Fitness basics

Starting a fitness programme may be one of the healthiest things you can do. Physical activity, after all, can lower your risk of chronic disease, enhance your balance and coordination, aid in weight loss, and even raise your self-esteem. And you may enjoy these advantages regardless of your age, gender, or athletic ability.

The Department of Health and Human Services recommends the following exercise guidelines for most healthy individuals.

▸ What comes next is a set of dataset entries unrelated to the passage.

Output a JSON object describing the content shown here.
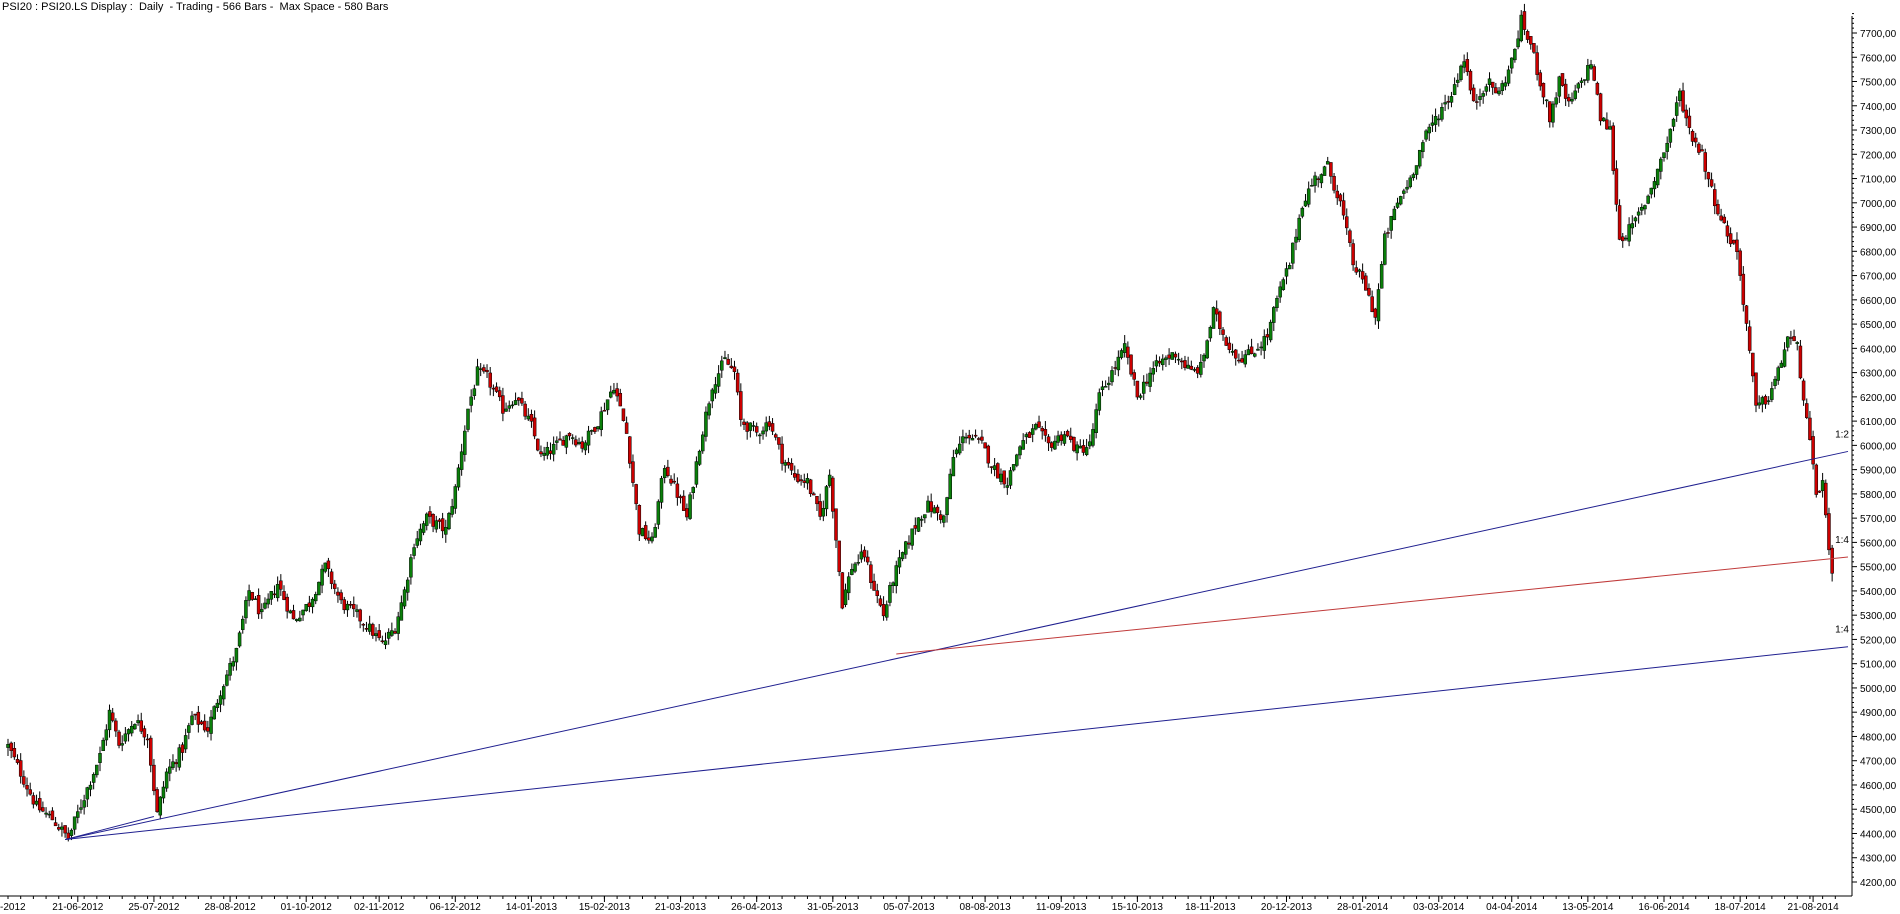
{
  "chart_data": {
    "type": "candlestick",
    "title": "PSI20 : PSI20.LS Display :  Daily  - Trading - 566 Bars -  Max Space - 580 Bars",
    "symbol": "PSI20",
    "y_tick_labels": [
      "4200,00",
      "4300,00",
      "4400,00",
      "4500,00",
      "4600,00",
      "4700,00",
      "4800,00",
      "4900,00",
      "5000,00",
      "5100,00",
      "5200,00",
      "5300,00",
      "5400,00",
      "5500,00",
      "5600,00",
      "5700,00",
      "5800,00",
      "5900,00",
      "6000,00",
      "6100,00",
      "6200,00",
      "6300,00",
      "6400,00",
      "6500,00",
      "6600,00",
      "6700,00",
      "6800,00",
      "6900,00",
      "7000,00",
      "7100,00",
      "7200,00",
      "7300,00",
      "7400,00",
      "7500,00",
      "7600,00",
      "7700,00"
    ],
    "ylim": [
      4150,
      7800
    ],
    "x_tick_labels": [
      "-2012",
      "21-06-2012",
      "25-07-2012",
      "28-08-2012",
      "01-10-2012",
      "02-11-2012",
      "06-12-2012",
      "14-01-2013",
      "15-02-2013",
      "21-03-2013",
      "26-04-2013",
      "31-05-2013",
      "05-07-2013",
      "08-08-2013",
      "11-09-2013",
      "15-10-2013",
      "18-11-2013",
      "20-12-2013",
      "28-01-2014",
      "03-03-2014",
      "04-04-2014",
      "13-05-2014",
      "16-06-2014",
      "18-07-2014",
      "21-08-2014"
    ],
    "x_tick_index": [
      0,
      22,
      46,
      70,
      94,
      117,
      141,
      165,
      188,
      212,
      236,
      260,
      284,
      308,
      332,
      356,
      379,
      403,
      427,
      451,
      474,
      498,
      522,
      546,
      569
    ],
    "total_slots": 580,
    "series_path": [
      [
        0,
        4760
      ],
      [
        4,
        4650
      ],
      [
        9,
        4510
      ],
      [
        14,
        4460
      ],
      [
        19,
        4380
      ],
      [
        26,
        4620
      ],
      [
        29,
        4720
      ],
      [
        32,
        4900
      ],
      [
        35,
        4770
      ],
      [
        40,
        4870
      ],
      [
        44,
        4800
      ],
      [
        47,
        4480
      ],
      [
        50,
        4650
      ],
      [
        55,
        4750
      ],
      [
        58,
        4880
      ],
      [
        63,
        4830
      ],
      [
        67,
        4990
      ],
      [
        72,
        5150
      ],
      [
        76,
        5400
      ],
      [
        80,
        5300
      ],
      [
        85,
        5430
      ],
      [
        90,
        5280
      ],
      [
        95,
        5350
      ],
      [
        100,
        5500
      ],
      [
        105,
        5350
      ],
      [
        110,
        5300
      ],
      [
        115,
        5230
      ],
      [
        118,
        5180
      ],
      [
        122,
        5250
      ],
      [
        125,
        5400
      ],
      [
        128,
        5600
      ],
      [
        132,
        5700
      ],
      [
        138,
        5650
      ],
      [
        141,
        5820
      ],
      [
        145,
        6150
      ],
      [
        148,
        6300
      ],
      [
        151,
        6280
      ],
      [
        156,
        6150
      ],
      [
        160,
        6200
      ],
      [
        165,
        6080
      ],
      [
        168,
        5950
      ],
      [
        173,
        6000
      ],
      [
        177,
        6050
      ],
      [
        181,
        6000
      ],
      [
        186,
        6100
      ],
      [
        191,
        6250
      ],
      [
        195,
        6050
      ],
      [
        199,
        5650
      ],
      [
        203,
        5600
      ],
      [
        207,
        5920
      ],
      [
        211,
        5800
      ],
      [
        214,
        5700
      ],
      [
        218,
        6000
      ],
      [
        222,
        6250
      ],
      [
        226,
        6350
      ],
      [
        229,
        6300
      ],
      [
        231,
        6100
      ],
      [
        236,
        6050
      ],
      [
        240,
        6100
      ],
      [
        244,
        5950
      ],
      [
        248,
        5870
      ],
      [
        252,
        5850
      ],
      [
        256,
        5700
      ],
      [
        259,
        5880
      ],
      [
        263,
        5350
      ],
      [
        266,
        5500
      ],
      [
        270,
        5550
      ],
      [
        272,
        5450
      ],
      [
        276,
        5300
      ],
      [
        279,
        5450
      ],
      [
        282,
        5550
      ],
      [
        287,
        5700
      ],
      [
        290,
        5750
      ],
      [
        295,
        5700
      ],
      [
        298,
        5950
      ],
      [
        302,
        6050
      ],
      [
        307,
        6000
      ],
      [
        311,
        5900
      ],
      [
        315,
        5850
      ],
      [
        319,
        6000
      ],
      [
        324,
        6070
      ],
      [
        328,
        6000
      ],
      [
        333,
        6050
      ],
      [
        337,
        5980
      ],
      [
        341,
        6000
      ],
      [
        344,
        6200
      ],
      [
        348,
        6300
      ],
      [
        352,
        6400
      ],
      [
        356,
        6200
      ],
      [
        360,
        6300
      ],
      [
        364,
        6350
      ],
      [
        368,
        6380
      ],
      [
        373,
        6300
      ],
      [
        376,
        6320
      ],
      [
        380,
        6550
      ],
      [
        384,
        6430
      ],
      [
        388,
        6360
      ],
      [
        392,
        6380
      ],
      [
        397,
        6450
      ],
      [
        400,
        6600
      ],
      [
        404,
        6750
      ],
      [
        408,
        7000
      ],
      [
        412,
        7100
      ],
      [
        416,
        7150
      ],
      [
        420,
        7000
      ],
      [
        424,
        6750
      ],
      [
        428,
        6650
      ],
      [
        431,
        6530
      ],
      [
        434,
        6850
      ],
      [
        438,
        7000
      ],
      [
        442,
        7100
      ],
      [
        446,
        7250
      ],
      [
        450,
        7350
      ],
      [
        455,
        7450
      ],
      [
        459,
        7600
      ],
      [
        462,
        7400
      ],
      [
        466,
        7500
      ],
      [
        470,
        7450
      ],
      [
        474,
        7580
      ],
      [
        477,
        7750
      ],
      [
        480,
        7650
      ],
      [
        483,
        7500
      ],
      [
        486,
        7350
      ],
      [
        489,
        7500
      ],
      [
        492,
        7400
      ],
      [
        496,
        7500
      ],
      [
        499,
        7580
      ],
      [
        502,
        7350
      ],
      [
        505,
        7300
      ],
      [
        508,
        6850
      ],
      [
        512,
        6900
      ],
      [
        516,
        7000
      ],
      [
        519,
        7100
      ],
      [
        523,
        7250
      ],
      [
        527,
        7450
      ],
      [
        530,
        7300
      ],
      [
        534,
        7200
      ],
      [
        537,
        7050
      ],
      [
        541,
        6900
      ],
      [
        545,
        6800
      ],
      [
        548,
        6500
      ],
      [
        551,
        6150
      ],
      [
        555,
        6200
      ],
      [
        558,
        6300
      ],
      [
        561,
        6450
      ],
      [
        564,
        6400
      ],
      [
        567,
        6100
      ],
      [
        570,
        5800
      ],
      [
        572,
        5850
      ],
      [
        574,
        5550
      ],
      [
        575,
        5450
      ]
    ],
    "trendlines": [
      {
        "label": "1:2",
        "color": "#1f1f8f",
        "from": [
          18,
          4375
        ],
        "to": [
          580,
          5975
        ]
      },
      {
        "label": "1:4",
        "color": "#1f1f8f",
        "from": [
          18,
          4375
        ],
        "to": [
          580,
          5170
        ]
      },
      {
        "label": "1:4",
        "color": "#c03a3a",
        "from": [
          280,
          5140
        ],
        "to": [
          580,
          5540
        ]
      },
      {
        "label": "",
        "color": "#1f1f8f",
        "from": [
          18,
          4375
        ],
        "to": [
          46,
          4470
        ]
      }
    ],
    "colors": {
      "up": "#0a7f0a",
      "down": "#cc0000",
      "wick": "#000000",
      "axis": "#000000"
    }
  }
}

  • Aerobic exercise. Get at 150 minutes of moderate cardiovascular exercise or 75 minutes of strenuous aerobic activity every week, or an equal combination of the two. The instructions recommend spreading out this activity over the period of a week. At least 300 minutes per week is advised to give even higher health benefits and to aid in weight reduction or maintenance of weight loss. However, even minor quantities of physical activity are beneficial. Being physically active for small amounts of time throughout the day can give health advantages.
  • Strengthening exercises. At least twice a week, perform strength training exercises for all major muscle groups. Aim for one set of each exercise with a weight or resistance level hard enough to exhaust your muscles after 12 to 15 repetitions.

Exercise on a regular basis can help you lose weight, lower your risk of heart disease and some cancers, and strengthen your bones and muscles. However, if you haven’t exercised in a while and have health issues, you should consult your doctor before beginning a new fitness plan.